Dans ce monde là, les entreprises et les administrations publiques seraient cohérentes, le travail organisé selon une même rationalité partagée et les équipes cohésives. Il n’y aurait plus de conflit au travail.

Ainsi se déploie l’utopie managériale qui souvent s’insinue dans les propos de nos participants aux stages de gestion des conflits. Derrière cette utopie, il y a danger pour plusieurs raisons.

Tout conflit serait le signe d’un échec à plusieurs dimensions. Échec d’un dialogue entre deux personnes et échec du manager qui n’a pas su gérer ses équipiers. Parmi les croyances courantes, l’idée que la communication interpersonnelle doit suffire à aplanir les obstacles à l’action commune et à la bonne entente est fréquente. C’est faire fi de la complexité humaine*, de la multiplicité des enjeux organisationnels et humains, avec la part de passion, d’émotion et d’irrationalité. C’est alors ajouter à chaque « échec » son lot de culpabilité des acteurs en présence.

Autant dire que le seul fait de se parler ne peut suffire ; ce serait préjuger de la parfaite honnêteté de chaque interlocuteur, de sa capacité à pouvoir s’exprimer clairement, du temps suffisant pour le faire en toutes circonstances et surtout de la nécessité de parvenir à une même représentation partagée du réel, c’est-à-dire une même analyse de la situation et une même idée de l’action correctrice à mettre en œuvre.

Là est le plus grand danger : le fantasme d’une harmonie relationnelle dans la conduite conjointe de l’action collective présente le risque d’interdire, de s’interdire ou d’éviter les oppositions, les divergences et les tensions relationnelles qui en découlent. On ne saurait imaginer un univers professionnel pourtant fait d’objectifs multiples, d’enjeux de pouvoir, de divergences de points de vue et de faiblesses humaines sans expression des émotions de peur, de colère ou de tristesse. Soustraire la tension relationnelle due à l’émotion, c’est aussi interdire la possibilité d’une confrontation utile.

Car l’enjeu n’est ni plus ni moins de se dire le vrai. Non pas la Vérité, mais ce que chacun pense être vrai dans le champ restreint de son espace de travail. L’enjeu est d’éviter la décision absurde parce que personne n’aura osé contredire la pensée commune, pour ne pas dire la pensée unique. L’enjeu est d’éviter le découragement des bonnes volontés qui n’osent pas dire le risque. Les organisations ont donc besoin de développer une culture de la confrontation ; tout comme la démocratie est l’organisation institutionnelle de la confrontation politique.

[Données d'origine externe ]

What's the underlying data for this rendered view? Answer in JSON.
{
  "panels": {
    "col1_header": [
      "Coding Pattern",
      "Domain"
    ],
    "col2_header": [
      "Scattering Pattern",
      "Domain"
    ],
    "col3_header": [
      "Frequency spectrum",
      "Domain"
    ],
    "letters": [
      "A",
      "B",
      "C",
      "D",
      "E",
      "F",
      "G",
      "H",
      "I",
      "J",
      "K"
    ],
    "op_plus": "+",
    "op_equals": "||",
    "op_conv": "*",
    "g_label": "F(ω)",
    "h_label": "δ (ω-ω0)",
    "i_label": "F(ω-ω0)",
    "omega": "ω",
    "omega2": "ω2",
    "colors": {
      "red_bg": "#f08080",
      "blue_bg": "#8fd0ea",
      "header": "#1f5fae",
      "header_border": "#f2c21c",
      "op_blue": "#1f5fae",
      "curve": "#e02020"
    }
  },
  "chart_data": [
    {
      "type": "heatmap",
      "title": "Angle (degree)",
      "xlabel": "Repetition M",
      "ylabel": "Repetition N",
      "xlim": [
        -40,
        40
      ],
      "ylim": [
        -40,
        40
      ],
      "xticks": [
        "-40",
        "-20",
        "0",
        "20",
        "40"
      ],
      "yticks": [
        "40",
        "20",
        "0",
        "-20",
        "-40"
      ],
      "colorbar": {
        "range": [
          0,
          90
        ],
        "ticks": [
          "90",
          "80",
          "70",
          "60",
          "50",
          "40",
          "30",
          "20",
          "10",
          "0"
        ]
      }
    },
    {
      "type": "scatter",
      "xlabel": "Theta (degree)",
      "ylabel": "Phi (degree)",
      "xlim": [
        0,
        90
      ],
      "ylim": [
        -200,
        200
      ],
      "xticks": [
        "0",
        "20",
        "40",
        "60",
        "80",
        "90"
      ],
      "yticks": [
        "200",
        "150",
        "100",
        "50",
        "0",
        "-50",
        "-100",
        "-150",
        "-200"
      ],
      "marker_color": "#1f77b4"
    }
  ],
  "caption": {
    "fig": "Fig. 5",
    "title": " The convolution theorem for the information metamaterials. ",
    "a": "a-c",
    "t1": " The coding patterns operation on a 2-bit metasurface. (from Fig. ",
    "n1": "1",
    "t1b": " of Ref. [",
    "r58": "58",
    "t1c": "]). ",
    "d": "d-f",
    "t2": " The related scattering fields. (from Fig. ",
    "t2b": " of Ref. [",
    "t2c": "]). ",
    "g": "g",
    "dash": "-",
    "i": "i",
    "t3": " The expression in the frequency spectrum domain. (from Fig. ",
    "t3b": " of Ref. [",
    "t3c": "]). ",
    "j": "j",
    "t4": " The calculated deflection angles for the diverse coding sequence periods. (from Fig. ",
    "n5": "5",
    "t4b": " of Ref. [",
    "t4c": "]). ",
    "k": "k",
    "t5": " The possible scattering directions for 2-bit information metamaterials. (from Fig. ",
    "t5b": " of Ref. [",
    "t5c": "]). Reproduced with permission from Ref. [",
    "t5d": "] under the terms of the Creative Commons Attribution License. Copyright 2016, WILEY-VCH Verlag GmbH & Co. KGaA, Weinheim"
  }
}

Se confronter n’est pas s’affronter. La confrontation est un espace de dialogue où se structure le face à face, mais cette confrontation n’aboutit pas toujours, par la seule magie du dialogue bien tempéré, à l’accord des parties. Il y a ici la place d’un mode de décision, d’un arbitrage, que l’autorité managériale doit définir.

L’affrontement est un état de tension supérieure ; on affronte un adversaire, voire un ennemi. La gestion du conflit consiste à revenir à une possibilité de saine confrontation, avec méthode et, si nécessaire, sous le contrôle d’une autorité régulatrice. Pour autant, quand bien même on pourrait souhaiter un monde du travail sans affrontement et même sans conflit (notion plus large que celle d’affrontement qui est une forme du conflit), faut-il proscrire ces manifestations de tensions relationnelles ?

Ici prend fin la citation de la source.